Before the Second World War, there were around 800,000 Jews in Romania. Today, Mihaileanu says, there are just 4,000. Most synagogues are now museums, and "the Jews that are left are mostly old people, because the others left". The country's attitude towards its Jews has always been "complex", he says. When he was growing up under the Ceausescu regime, there were "no Jewish people at the head of enterprises [or] government - they put them out. So it was difficult to succeed on the top level being a Jew." On the other hand, there was no "frontal antisemitism, because it's the only Eastern European country, and Communist country, that kept a relationship with Israel." Under a deal between the government, the United States and Israel, set numbers of Romanian Jews were allowed to visit or emigrate to the Holy Land every year, "in exchange for money and commercial conditions with the US", he says. "So that was good for us."

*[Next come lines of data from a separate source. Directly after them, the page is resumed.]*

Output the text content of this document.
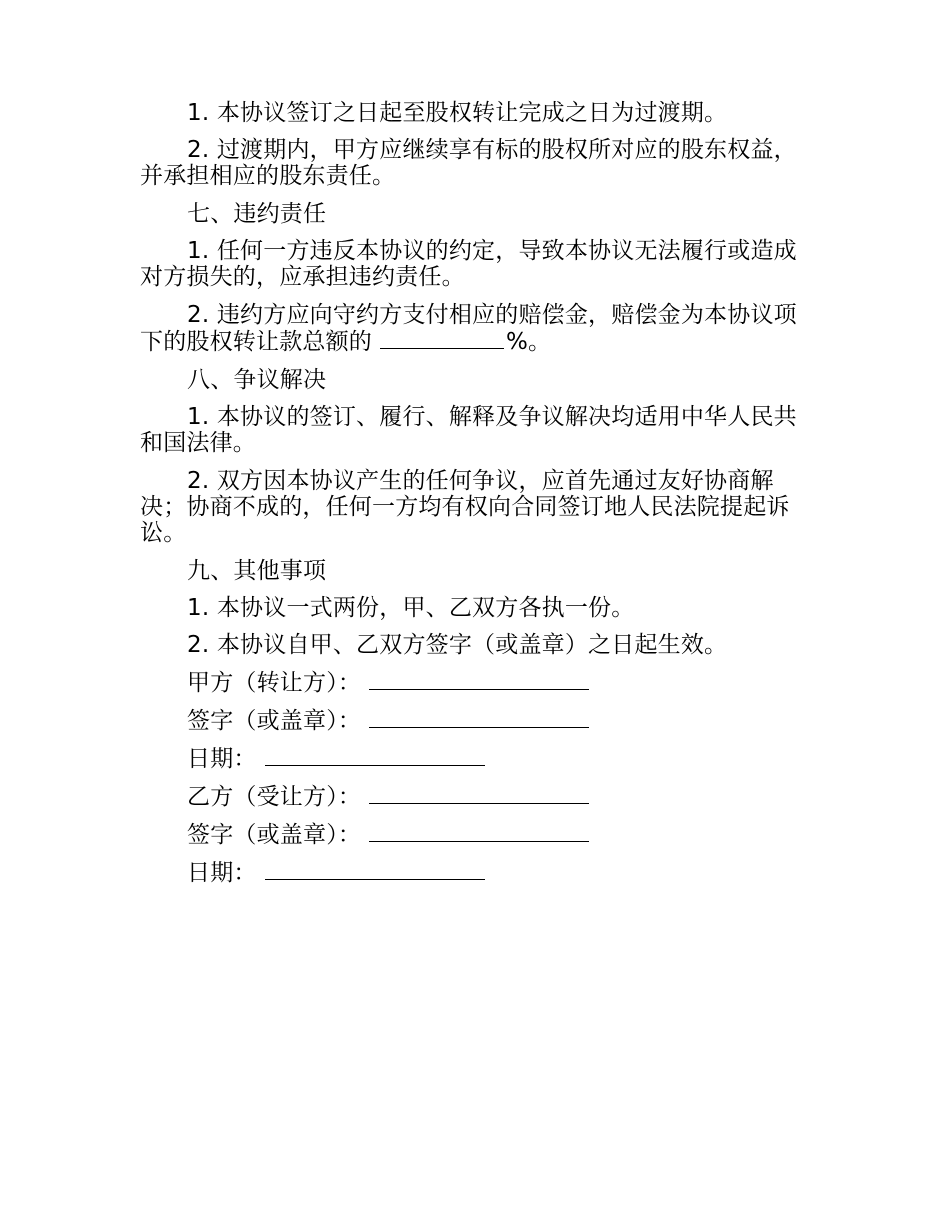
1. 本协议签订之日起至股权转让完成之日为过渡期。

2. 过渡期内，甲方应继续享有标的股权所对应的股东权益，并承担相应的股东责任。

七、违约责任

1. 任何一方违反本协议的约定，导致本协议无法履行或造成对方损失的，应承担违约责任。

2. 违约方应向守约方支付相应的赔偿金，赔偿金为本协议项下的股权转让款总额的	%。

八、争议解决

1. 本协议的签订、履行、解释及争议解决均适用中华人民共和国法律。

2. 双方因本协议产生的任何争议，应首先通过友好协商解决；协商不成的，任何一方均有权向合同签订地人民法院提起诉讼。

九、其他事项

1. 本协议一式两份，甲、乙双方各执一份。

2. 本协议自甲、乙双方签字（或盖章）之日起生效。

甲方（转让方）：
签字（或盖章）：
日期：
乙方（受让方）：
签字（或盖章）：
日期：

As a young man, Mihaileanu acted with the Bucharest Yiddish theatre. He also had a "clandestine company" that staged plays at universities, without official permission. "That was dangerous," he says. "The secret police, they knew about it, and, step by step, they surrounded me." The turning point was a play he had written about a king and queen in 15th-century England. "That was the cover but it was very thin, and everybody knew that the king was really Ceausescu, and the queen was his wife."
He had to escape and, in 1980, with the help of an Israeli friend and some subterfuge, fled to Israel and then France, where he enrolled in the Institute for Advanced Cinematographic Studies. His brother came later, again through Israel, followed by their parents. Slowly, Mihaileanu rebuilt his life.
Asked if he sees parallels between his own story and that of Filipov in The Concert, he acknowledges some similarities. "Yes, it's about me dreaming about art, dreaming about harmony in art, and fighting against the regime. Saying art has no politics, no frontier, I have to be free in my mind." In Romania he had been an actor and a theatre director, and, like Filipov, he had to earn his life back. "For 10 years I was an assistant director, but dreaming of coming back to the direction, of being master, of expressing my ideas. So that was like Andrei Filipov, dreaming of that moment where I could 'conduct' again."
His next project, about Arab women and their rights, could be his most daring film yet. He has been researching it for the last three years, spending time in a Moroccan village in the High Atlas mountains to try and see the world through their eyes. This, he believes, has earned him the right to make such a film. Which brings the conversation round to Roberto Benigni's death-camp comedy, Life is Beautiful.
Released around the same time as Train of Life in 1997, Benigni's film took a similarly fabulistic approach to the Holocaust. However, does Mihaileanu think the Italian, a non-Jew, had the right to make the film? He believes anyone can make a film about anything, but regards Life is Beautiful as a "special case".
"Benigni never understood the meaning of the Shoah. Never. But my sadness was that he was never preoccupied by that. He never tried to understand what it means to be a Jew. That, for me, is the big fault."
To avoid making the same mistake himself, he has been studying the Koran and Islam for his new film, which will be in Arabic, in order to understand his characters' subjective reality. For him, it's just part of who he is. "Being Jewish, for me, is always what Elie Wiesel said: 'I have to be in every other human being. That's my destiny.' So I have to understand the Chinese, the Palestinians, the Vietnamese, I have to be universal and try and understand them, and to be, every day, understanding the other one," he says. Moreover, "I love stories. I love to understand. That's the Talmud, to go deeper and deeper in the understanding . . . and it's my Jewish identity. I am in a continuous research, and that's not work for me, it's a passion."